Since hitting its 14 October high, domestic spot 999 silver has fallen 15% to ₹152,501 per kg on 22 October, according to the Indian Bullion and Jewellers Association (IBJA).
Silver exchange-traded funds (EFTs) have suffered more because they were trading at a higher premium. The two biggest silver ETFS by assets, Nippon Silver Bees and ICICI Prudential Silver ETF, have fallen 17% and 16%, respectively, since 14 October.
While Spot 995 gold has fallen 1.7% ₹123,411 per 10g during the period, Nippon Gold Bees ETF has declined 2.3%. EFT prices have been calculated till 21 October as the markets were closed on 22 October.
“Most of the gold buying is being driven by institutional players such as central banks, which are diversifying away from US dollar assets and are typically long-term investors,” said Naveen Mathur, Director, Currency and Commodities, Anand Rathi Wealth. “The rally isn’t merely fuelled by retail participation, where the sell-off is triggered when some profit-booking is seen. As a result, the correction in gold prices is unlikely to be very sharp.”

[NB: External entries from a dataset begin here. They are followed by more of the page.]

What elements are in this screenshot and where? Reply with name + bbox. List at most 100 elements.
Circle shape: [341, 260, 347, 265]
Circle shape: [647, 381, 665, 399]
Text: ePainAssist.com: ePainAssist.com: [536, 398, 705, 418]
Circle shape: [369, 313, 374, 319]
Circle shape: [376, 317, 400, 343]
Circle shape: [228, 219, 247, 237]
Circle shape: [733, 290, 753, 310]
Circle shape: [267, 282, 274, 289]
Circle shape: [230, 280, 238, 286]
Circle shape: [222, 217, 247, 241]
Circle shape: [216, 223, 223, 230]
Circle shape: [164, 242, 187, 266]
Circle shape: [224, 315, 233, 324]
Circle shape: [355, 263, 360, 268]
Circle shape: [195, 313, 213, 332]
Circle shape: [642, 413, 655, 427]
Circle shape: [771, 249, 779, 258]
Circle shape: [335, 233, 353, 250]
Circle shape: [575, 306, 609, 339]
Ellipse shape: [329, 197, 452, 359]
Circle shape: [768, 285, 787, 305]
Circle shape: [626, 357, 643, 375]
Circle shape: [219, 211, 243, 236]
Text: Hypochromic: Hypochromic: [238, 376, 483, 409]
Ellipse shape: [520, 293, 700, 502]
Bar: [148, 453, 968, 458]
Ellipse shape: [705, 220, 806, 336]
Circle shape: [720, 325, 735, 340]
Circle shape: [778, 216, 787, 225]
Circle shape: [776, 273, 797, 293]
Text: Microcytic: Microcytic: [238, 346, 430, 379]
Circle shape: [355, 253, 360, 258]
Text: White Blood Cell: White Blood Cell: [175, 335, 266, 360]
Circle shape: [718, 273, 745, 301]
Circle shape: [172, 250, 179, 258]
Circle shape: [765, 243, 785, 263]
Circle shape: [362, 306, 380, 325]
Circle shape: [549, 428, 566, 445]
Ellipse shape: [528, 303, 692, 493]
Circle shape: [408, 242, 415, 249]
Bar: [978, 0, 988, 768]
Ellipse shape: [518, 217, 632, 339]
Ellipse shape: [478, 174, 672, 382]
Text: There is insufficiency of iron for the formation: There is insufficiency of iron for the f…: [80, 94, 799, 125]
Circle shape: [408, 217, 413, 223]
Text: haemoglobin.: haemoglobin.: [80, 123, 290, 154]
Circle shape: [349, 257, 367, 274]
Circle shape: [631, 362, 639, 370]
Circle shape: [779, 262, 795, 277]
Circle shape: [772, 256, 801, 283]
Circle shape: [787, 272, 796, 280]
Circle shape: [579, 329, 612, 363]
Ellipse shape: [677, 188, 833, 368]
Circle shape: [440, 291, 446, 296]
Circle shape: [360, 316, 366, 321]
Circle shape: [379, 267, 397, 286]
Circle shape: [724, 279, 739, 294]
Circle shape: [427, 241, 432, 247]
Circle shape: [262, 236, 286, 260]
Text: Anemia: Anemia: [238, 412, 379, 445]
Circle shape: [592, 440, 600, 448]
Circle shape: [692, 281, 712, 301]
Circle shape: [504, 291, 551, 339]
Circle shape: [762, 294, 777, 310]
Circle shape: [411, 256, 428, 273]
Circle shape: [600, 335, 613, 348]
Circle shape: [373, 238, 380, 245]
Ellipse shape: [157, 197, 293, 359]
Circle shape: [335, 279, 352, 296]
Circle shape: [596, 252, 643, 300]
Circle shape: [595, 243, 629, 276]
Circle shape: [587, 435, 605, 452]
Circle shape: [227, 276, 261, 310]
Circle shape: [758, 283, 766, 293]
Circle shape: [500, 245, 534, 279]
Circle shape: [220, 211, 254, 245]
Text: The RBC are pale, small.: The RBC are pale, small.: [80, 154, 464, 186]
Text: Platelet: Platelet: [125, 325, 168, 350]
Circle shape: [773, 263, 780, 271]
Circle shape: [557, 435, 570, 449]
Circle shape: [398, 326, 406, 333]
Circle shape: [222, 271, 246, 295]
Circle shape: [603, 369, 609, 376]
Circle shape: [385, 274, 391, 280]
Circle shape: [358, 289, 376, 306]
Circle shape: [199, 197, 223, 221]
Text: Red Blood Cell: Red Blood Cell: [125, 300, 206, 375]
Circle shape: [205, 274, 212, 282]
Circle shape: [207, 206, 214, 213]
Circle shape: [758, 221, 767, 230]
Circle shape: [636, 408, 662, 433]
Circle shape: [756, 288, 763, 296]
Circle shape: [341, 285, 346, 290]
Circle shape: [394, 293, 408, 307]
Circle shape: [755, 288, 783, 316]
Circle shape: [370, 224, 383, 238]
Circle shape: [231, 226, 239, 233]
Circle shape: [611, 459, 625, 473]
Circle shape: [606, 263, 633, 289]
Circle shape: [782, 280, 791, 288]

Gold has gained 62% and silver has surged 77% year to date amid global uncertainty, tariff wars and diversification away from the dollar. The share of gold in India’s own forex reserves has risen to 13.1% as of June from 9.6% a year earlier, Mint had reported.
However, international gold prices have dropped 7.9% from their all-time high of $,4356 per ounce on 20 October to $4,025 per ounce after American President Donald Trump’s statement signalling a ‘fair’ trade deal with China.
Meanwhile, from 10 October, silver ETFs traded at a very high premium over spot silver prices due to increased festive and industrial demand. This elevated premium was on account of lower stocks of silver for physical delivery. However, supply concerns appear to be easing, causing prices to drop. Investors who got into silver ETFs during this time have seen higher losses than those who might have bought the physical metal.
The discount between silver futures and spot prices has narrowed to around 3% as of 22 October from 10% on 10 October, when futures were trading well below spot due to supply shortages, according to the Multi-Commodity Exchange and IBJA.
“While near-term volatility remains elevated for silver, long-term fundamentals are still positive,” said Vikram Dhawan, head of commodities and fund manager at Nippon India Mutual Fund. “Investors with a medium- to long-term horizon may consider silver as part of a diversified portfolio, preferably through staggered allocations, while staying mindful of global growth and policy risks.”
Satish Dondapati, fund manager at Kotak Asset Management Co., suggested a systematic investment plan (SIP) or a systematic transfer plan (STP) from liquid funds into gold or silver ETFs from a long-term perspective, despite the anticipated short-term volatility.
There could be some correction in gold ahead, but it is not expected to nose-dive, say experts.
“The post-Dhanteras correction in gold prices is an annual phenomenon,” said Rajesh Rokde, chairman of the All India Gems and Jewellery Council (GJC). “Prices typically dip slightly after Dhanteras, but demand picks up again as the festive season resumes following the five days of Diwali.”
Dhawan sees silver consolidating in the near term as markets adjust to recent volatility and seasonal liquidity trends.
Liquidity typically thins out toward year-end as trading slows during the November–December holiday period. Investors need to be watchful as market depth declines during holidays, and price swings can remain sharp even on smaller volumes, he said.
Silver’s prices are also linked to industrial demand, especially from the renewable energy industry, as the highly conductive metal is used in solar panels.
Dhawan said a slowdown in US renewable-energy spending, any prolonged weakness in China’s manufacturing activity, or a stronger US dollar and higher real yields could all weigh on silver sentiment.
Manav Modi, precious metal research analyst at Motilal Oswal Financial Services, expects gold to be in a range-bound level in the near term at ₹1,25,000- ₹1,30,000 per 10g.